The initial impression when opening the report is one of high quality and this feeling is maintained throughout further examination. FIBO is of course a very important 'operation' on the island and the opening Chairman's, Administrator's, Warden's and National Trust for Scotland's Reports reveal a staggering amount of work involved in both running the obs and working with the island's wider community. As in previous reports, this community is further recognised by the inclusion of obituaries which this year concerned two well know residents (Annie Thomson and Peter Harrison), while a third obituary sadly but warmly remembers Ann Prior, who had worked as a cook at the obs since 1979.

A 19-page Monthly Summary represents a mouthwatering read and includes essential detail for anyone contemplating the best timing for a potential visit. With numerous high-quality photographs throughout the section, each month also includes the numbers of species recorded in-month and to date, plus totals of individuals and species ringed for the month.

The Systematic List runs to 78 pages and is laid out on pale blue pages, allowing easy reference and presenting an attractive alternative to plain white.
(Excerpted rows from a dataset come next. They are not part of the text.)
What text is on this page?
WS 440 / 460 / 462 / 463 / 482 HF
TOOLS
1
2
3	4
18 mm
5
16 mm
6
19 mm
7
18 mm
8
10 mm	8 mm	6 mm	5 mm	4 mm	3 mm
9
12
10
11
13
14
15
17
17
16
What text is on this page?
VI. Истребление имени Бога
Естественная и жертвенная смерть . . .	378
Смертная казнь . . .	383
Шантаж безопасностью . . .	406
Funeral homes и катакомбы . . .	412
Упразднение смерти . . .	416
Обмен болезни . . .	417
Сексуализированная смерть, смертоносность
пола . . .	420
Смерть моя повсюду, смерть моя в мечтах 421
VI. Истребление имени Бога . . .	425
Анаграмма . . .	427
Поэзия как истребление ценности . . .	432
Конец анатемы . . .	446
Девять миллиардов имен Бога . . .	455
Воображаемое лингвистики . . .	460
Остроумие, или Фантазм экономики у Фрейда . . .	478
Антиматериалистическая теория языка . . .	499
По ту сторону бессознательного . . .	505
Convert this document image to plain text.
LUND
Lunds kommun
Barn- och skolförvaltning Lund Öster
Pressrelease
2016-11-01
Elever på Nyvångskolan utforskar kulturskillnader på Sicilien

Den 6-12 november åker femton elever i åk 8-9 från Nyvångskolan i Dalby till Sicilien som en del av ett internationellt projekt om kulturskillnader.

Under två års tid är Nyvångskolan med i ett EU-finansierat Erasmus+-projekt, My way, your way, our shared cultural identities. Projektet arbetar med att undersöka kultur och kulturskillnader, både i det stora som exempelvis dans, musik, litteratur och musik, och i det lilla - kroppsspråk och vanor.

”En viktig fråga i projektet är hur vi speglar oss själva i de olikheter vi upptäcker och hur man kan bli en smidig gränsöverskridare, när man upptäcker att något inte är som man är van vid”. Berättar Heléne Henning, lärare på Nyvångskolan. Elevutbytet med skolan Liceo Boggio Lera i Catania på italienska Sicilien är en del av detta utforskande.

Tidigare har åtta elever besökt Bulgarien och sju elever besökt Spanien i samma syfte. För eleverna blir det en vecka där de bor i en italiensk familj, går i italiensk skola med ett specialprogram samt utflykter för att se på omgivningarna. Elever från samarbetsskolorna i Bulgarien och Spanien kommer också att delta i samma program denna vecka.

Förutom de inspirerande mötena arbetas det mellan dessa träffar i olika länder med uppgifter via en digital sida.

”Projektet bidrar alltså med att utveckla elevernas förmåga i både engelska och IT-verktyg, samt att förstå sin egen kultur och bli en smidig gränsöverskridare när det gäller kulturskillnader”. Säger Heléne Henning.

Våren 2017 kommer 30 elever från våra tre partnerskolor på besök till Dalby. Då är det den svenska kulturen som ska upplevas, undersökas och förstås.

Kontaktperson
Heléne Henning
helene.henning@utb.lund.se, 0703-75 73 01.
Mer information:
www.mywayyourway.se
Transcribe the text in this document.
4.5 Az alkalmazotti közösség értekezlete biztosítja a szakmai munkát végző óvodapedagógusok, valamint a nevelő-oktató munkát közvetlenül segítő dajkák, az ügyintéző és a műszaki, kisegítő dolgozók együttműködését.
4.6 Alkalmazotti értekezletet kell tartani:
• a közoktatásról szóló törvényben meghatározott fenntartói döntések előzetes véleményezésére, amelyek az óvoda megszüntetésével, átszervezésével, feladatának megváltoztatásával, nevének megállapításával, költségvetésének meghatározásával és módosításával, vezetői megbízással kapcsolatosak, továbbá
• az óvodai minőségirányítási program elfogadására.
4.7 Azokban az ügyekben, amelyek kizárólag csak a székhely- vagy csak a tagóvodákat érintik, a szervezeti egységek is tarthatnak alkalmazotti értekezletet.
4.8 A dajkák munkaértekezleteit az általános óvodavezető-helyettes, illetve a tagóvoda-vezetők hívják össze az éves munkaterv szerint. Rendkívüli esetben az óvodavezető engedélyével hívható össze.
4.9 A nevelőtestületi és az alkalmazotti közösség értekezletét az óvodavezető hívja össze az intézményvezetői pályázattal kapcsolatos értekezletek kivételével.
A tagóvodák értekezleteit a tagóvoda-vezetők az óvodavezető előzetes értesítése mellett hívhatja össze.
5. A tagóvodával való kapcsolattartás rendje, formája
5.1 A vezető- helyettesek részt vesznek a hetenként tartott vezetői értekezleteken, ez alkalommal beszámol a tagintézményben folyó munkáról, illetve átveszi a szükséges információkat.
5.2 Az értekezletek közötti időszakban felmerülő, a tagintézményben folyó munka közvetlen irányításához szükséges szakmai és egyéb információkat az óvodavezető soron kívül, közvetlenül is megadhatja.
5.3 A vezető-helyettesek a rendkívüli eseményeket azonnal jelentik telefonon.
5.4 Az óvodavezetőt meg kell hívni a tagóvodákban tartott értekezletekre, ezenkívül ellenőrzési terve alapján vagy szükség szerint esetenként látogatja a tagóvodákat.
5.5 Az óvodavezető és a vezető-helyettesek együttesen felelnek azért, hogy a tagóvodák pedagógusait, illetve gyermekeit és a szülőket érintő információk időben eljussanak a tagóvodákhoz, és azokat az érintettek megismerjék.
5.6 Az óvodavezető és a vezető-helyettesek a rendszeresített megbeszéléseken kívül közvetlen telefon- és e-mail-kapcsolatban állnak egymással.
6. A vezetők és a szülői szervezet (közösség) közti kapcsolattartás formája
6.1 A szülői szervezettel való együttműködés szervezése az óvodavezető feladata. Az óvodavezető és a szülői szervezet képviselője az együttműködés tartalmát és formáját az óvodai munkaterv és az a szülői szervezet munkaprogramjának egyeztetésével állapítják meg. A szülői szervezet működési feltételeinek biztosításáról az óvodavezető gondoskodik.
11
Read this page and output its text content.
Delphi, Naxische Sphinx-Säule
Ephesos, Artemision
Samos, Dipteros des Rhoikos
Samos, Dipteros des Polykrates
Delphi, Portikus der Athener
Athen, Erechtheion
The species order follows the British Ornithological Union's (BOU) British list (as at December 2016), while the names used are from the same organisation's'vernacular name' list. Each species carries a simple status description, while the rare and scarce species also include details on the number of records and annual date ranges. The well-written species accounts make very good use of tables and coloured graphs, and put 2016 into perspective with previous years. Colour photographs appear on almost every page, and pleasingly are all fully captioned with location and specific date – including all of the four Pine Buntings on the one page. Being critical, an argument could be made for the inclusion of some artwork to enhance the report further and indeed give any budding artists an outlet, while a species index at the rear would be helpful given the changing species orders.

A 21-page Ringing Summary is crammed full of interesting stories, with the headlines perhaps being the addition of Common Scoter and Brent Goose to the FIBO ringing list. Also, an incredible 2,122 European Storm Petrels were ringed, representing over a third of all birds ringed during the year on the island. A particularly nice graphic shows the origins and destinations of several species ringed or controlled on Fair Isle during the year.

A report on arguably one of the most important aspects of obs work then describes the results of the seabird studies in 2016. Breeding data, plot monitoring and so forth are described, but key positive results are surely the all-island count of 32,061 occupied sites for Northern Fulmar, up 8.2 per cent on 2011, and the record 516 breeding pairs of Great Skuas. 

Further content includes a brief insight into the RSPB Puffin Tracking Project; first and last migrant dates; three finder's accounts (I wish I'd be there for the Black-browed Albatross as it skirted over Buness!) including both Siberian Accentors; cetaceans and other wildlife, including an important 17-page report on the lichens and lichenicolous fungi; photographs of the regularly returning Orcas; two enjoyable reports from young birders who stayed on at FIBO as a result of Simon Aspinall Bursary Fund grants; a financial report; a fantastic map showing every key location on the island; and, finally, a systematic checklist of the birds of Fair Isle, which shows the status for every species and the numbers of individuals for rare and scarce birds; for the record there have been 24 Pallas's Grasshopper and 95 Lanceolated Warblers recorded to the end of 2016. What a place!

Copies of the 200-page report cost £12.00 including postage and can be obtained from the Observatory via their website.